2 Немецкие экспрессионисты как в литературе, так и в живописи, с характерным для них стремлением к максимальной остроте выражения психологических переживаний и болезненным интересом к человеческому страданию, искали для себя образцов у Достоевского, отходя, однако, от его реалистических принципов. Об этом Луначарский говорит, в частности, в предисловии к книге Э. Толлера «Тюремные песни», изд. ЦК МОПР СССР, М. 1925.

3 Луначарский имеет в виду живопись в манере Беклина и Штука.

4 Речь идет, вероятно, о Первой всеобщей германской художественной выставке в СССР, состоявшейся в Москве осенью 1924 года, на которой были представлены, главным образом, произведения экспрессионистов, резко антибуржуазные по своей социальной устремленности. Этой выставке Луначарский посвятил статью «Германская художественная выставка» («Прожектор», 1924, № 20, стр. 22 — 26).

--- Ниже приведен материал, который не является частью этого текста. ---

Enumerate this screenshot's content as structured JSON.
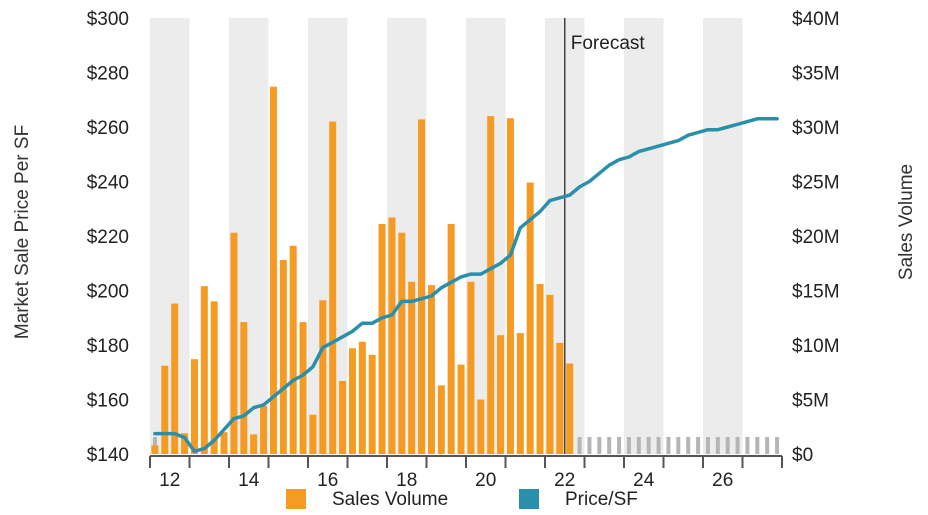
{
  "chart_data": {
    "type": "bar+line",
    "x_ticks": [
      "12",
      "14",
      "16",
      "18",
      "20",
      "22",
      "24",
      "26"
    ],
    "x_tick_values": [
      2012,
      2014,
      2016,
      2018,
      2020,
      2022,
      2024,
      2026
    ],
    "xlim": [
      2011.5,
      2027.5
    ],
    "forecast_label": "Forecast",
    "forecast_start": 2022.0,
    "y_left": {
      "label": "Market Sale Price Per SF",
      "lim": [
        140,
        300
      ],
      "ticks": [
        "$140",
        "$160",
        "$180",
        "$200",
        "$220",
        "$240",
        "$260",
        "$280",
        "$300"
      ],
      "tick_values": [
        140,
        160,
        180,
        200,
        220,
        240,
        260,
        280,
        300
      ]
    },
    "y_right": {
      "label": "Sales Volume",
      "lim": [
        0,
        40
      ],
      "unit": "$M",
      "ticks": [
        "$0",
        "$5M",
        "$10M",
        "$15M",
        "$20M",
        "$25M",
        "$30M",
        "$35M",
        "$40M"
      ],
      "tick_values": [
        0,
        5,
        10,
        15,
        20,
        25,
        30,
        35,
        40
      ]
    },
    "grid": "alternating year bands",
    "legend_position": "bottom",
    "colors": {
      "sales_volume": "#f59a23",
      "price_sf": "#2a8fab",
      "band": "#ececec",
      "forecast_line": "#444444",
      "stub": "#b5b5b5"
    },
    "series": [
      {
        "name": "Sales Volume",
        "type": "bar",
        "axis": "right",
        "x": [
          2011.625,
          2011.875,
          2012.125,
          2012.375,
          2012.625,
          2012.875,
          2013.125,
          2013.375,
          2013.625,
          2013.875,
          2014.125,
          2014.375,
          2014.625,
          2014.875,
          2015.125,
          2015.375,
          2015.625,
          2015.875,
          2016.125,
          2016.375,
          2016.625,
          2016.875,
          2017.125,
          2017.375,
          2017.625,
          2017.875,
          2018.125,
          2018.375,
          2018.625,
          2018.875,
          2019.125,
          2019.375,
          2019.625,
          2019.875,
          2020.125,
          2020.375,
          2020.625,
          2020.875,
          2021.125,
          2021.375,
          2021.625,
          2021.875,
          2022.125
        ],
        "values": [
          0.8,
          8.1,
          13.8,
          1.9,
          8.7,
          15.4,
          14.0,
          2.0,
          20.3,
          12.1,
          1.8,
          4.4,
          33.7,
          17.8,
          19.1,
          12.1,
          3.6,
          14.1,
          30.5,
          6.7,
          9.7,
          10.3,
          9.1,
          21.1,
          21.7,
          20.3,
          15.8,
          30.7,
          15.5,
          6.3,
          21.1,
          8.2,
          15.8,
          5.0,
          31.0,
          10.9,
          30.8,
          11.1,
          24.9,
          15.6,
          14.6,
          10.2,
          8.3
        ]
      },
      {
        "name": "Price/SF",
        "type": "line",
        "axis": "left",
        "x": [
          2011.625,
          2011.875,
          2012.125,
          2012.375,
          2012.625,
          2012.875,
          2013.125,
          2013.375,
          2013.625,
          2013.875,
          2014.125,
          2014.375,
          2014.625,
          2014.875,
          2015.125,
          2015.375,
          2015.625,
          2015.875,
          2016.125,
          2016.375,
          2016.625,
          2016.875,
          2017.125,
          2017.375,
          2017.625,
          2017.875,
          2018.125,
          2018.375,
          2018.625,
          2018.875,
          2019.125,
          2019.375,
          2019.625,
          2019.875,
          2020.125,
          2020.375,
          2020.625,
          2020.875,
          2021.125,
          2021.375,
          2021.625,
          2021.875,
          2022.125,
          2022.375,
          2022.625,
          2022.875,
          2023.125,
          2023.375,
          2023.625,
          2023.875,
          2024.125,
          2024.375,
          2024.625,
          2024.875,
          2025.125,
          2025.375,
          2025.625,
          2025.875,
          2026.125,
          2026.375,
          2026.625,
          2026.875,
          2027.125,
          2027.375
        ],
        "values": [
          147.5,
          147.5,
          147.5,
          146,
          141,
          142,
          145,
          149,
          153,
          154,
          157,
          158,
          161,
          164,
          167,
          169,
          172,
          179,
          181,
          183,
          185,
          188,
          188,
          190,
          191,
          196,
          196,
          197,
          198,
          201,
          203,
          205,
          206,
          206,
          208,
          210,
          213,
          223,
          226,
          229,
          233,
          234,
          235,
          238,
          240,
          243,
          246,
          248,
          249,
          251,
          252,
          253,
          254,
          255,
          257,
          258,
          259,
          259,
          260,
          261,
          262,
          263,
          263,
          263
        ]
      }
    ]
  }
}
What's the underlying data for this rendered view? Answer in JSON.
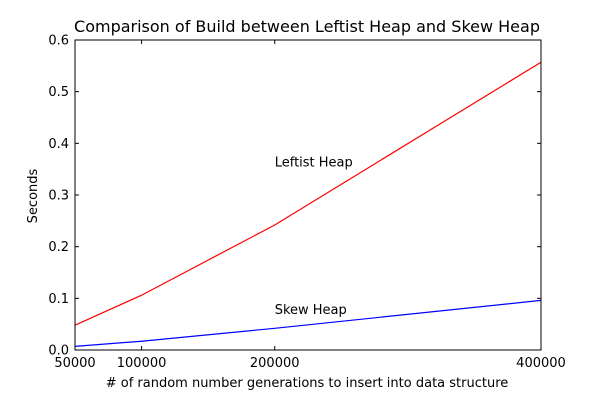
{
  "chart_data": {
    "type": "line",
    "title": "Comparison of Build between Leftist Heap and Skew Heap",
    "xlabel": "# of random number generations to insert into data structure",
    "ylabel": "Seconds",
    "xlim": [
      50000,
      400000
    ],
    "ylim": [
      0,
      0.6
    ],
    "xticks": [
      50000,
      100000,
      200000,
      400000
    ],
    "xtick_labels": [
      "50000",
      "100000",
      "200000",
      "400000"
    ],
    "yticks": [
      0,
      0.1,
      0.2,
      0.3,
      0.4,
      0.5,
      0.6
    ],
    "ytick_labels": [
      "0.0",
      "0.1",
      "0.2",
      "0.3",
      "0.4",
      "0.5",
      "0.6"
    ],
    "grid": false,
    "legend": "none",
    "series": [
      {
        "name": "Leftist Heap",
        "color": "#ff0000",
        "x": [
          50000,
          100000,
          200000,
          400000
        ],
        "y": [
          0.048,
          0.106,
          0.242,
          0.557
        ]
      },
      {
        "name": "Skew Heap",
        "color": "#0000ff",
        "x": [
          50000,
          100000,
          200000,
          400000
        ],
        "y": [
          0.007,
          0.017,
          0.042,
          0.096
        ]
      }
    ],
    "annotations": [
      {
        "text": "Leftist Heap",
        "x": 200000,
        "y": 0.355
      },
      {
        "text": "Skew Heap",
        "x": 200000,
        "y": 0.07
      }
    ]
  }
}
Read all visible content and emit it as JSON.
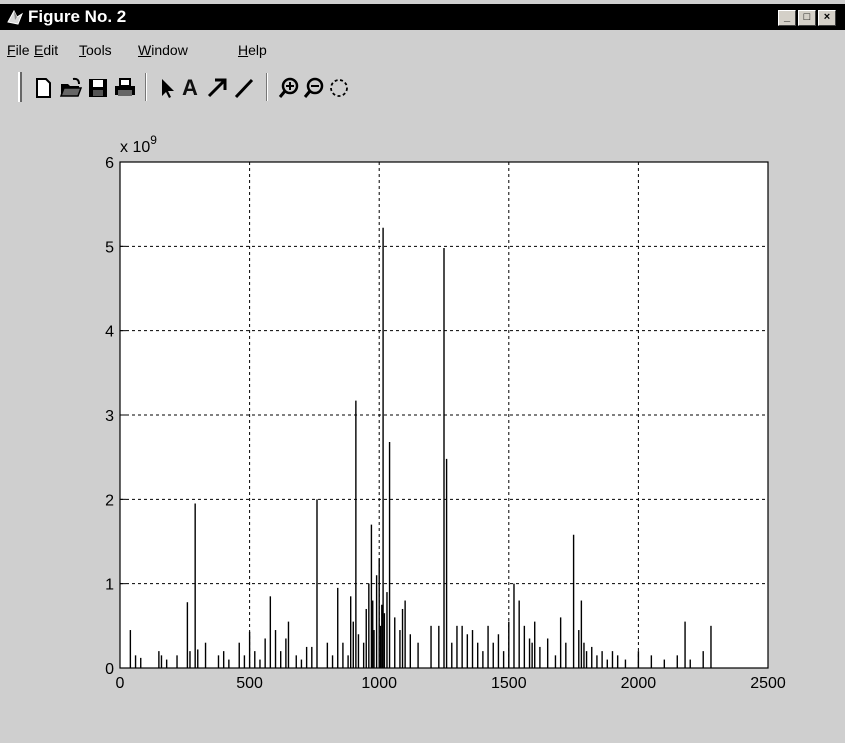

5 О творчестве Дикса Луначарский писал в; статьях «Выставка революционного искусства Запада» («Правда», 1926, № 128, 5 июня) и «По выставкам» («Известия ЦИК СССР и ВЦИК», 1926, № 117, 23 мая); о Мазерееле — в статье «Франс Мазереель» (предисловие к каталогу выставки работ Мазерееля в Москве, изд. ВОКС, М. 1930).

6 Произведения Дикса и Мазерееля экспонировались весной 1926 года на Выставке революционных художников Запада; персональная выставка произведений Мазерееля состоялась в Москве летом 1930 года.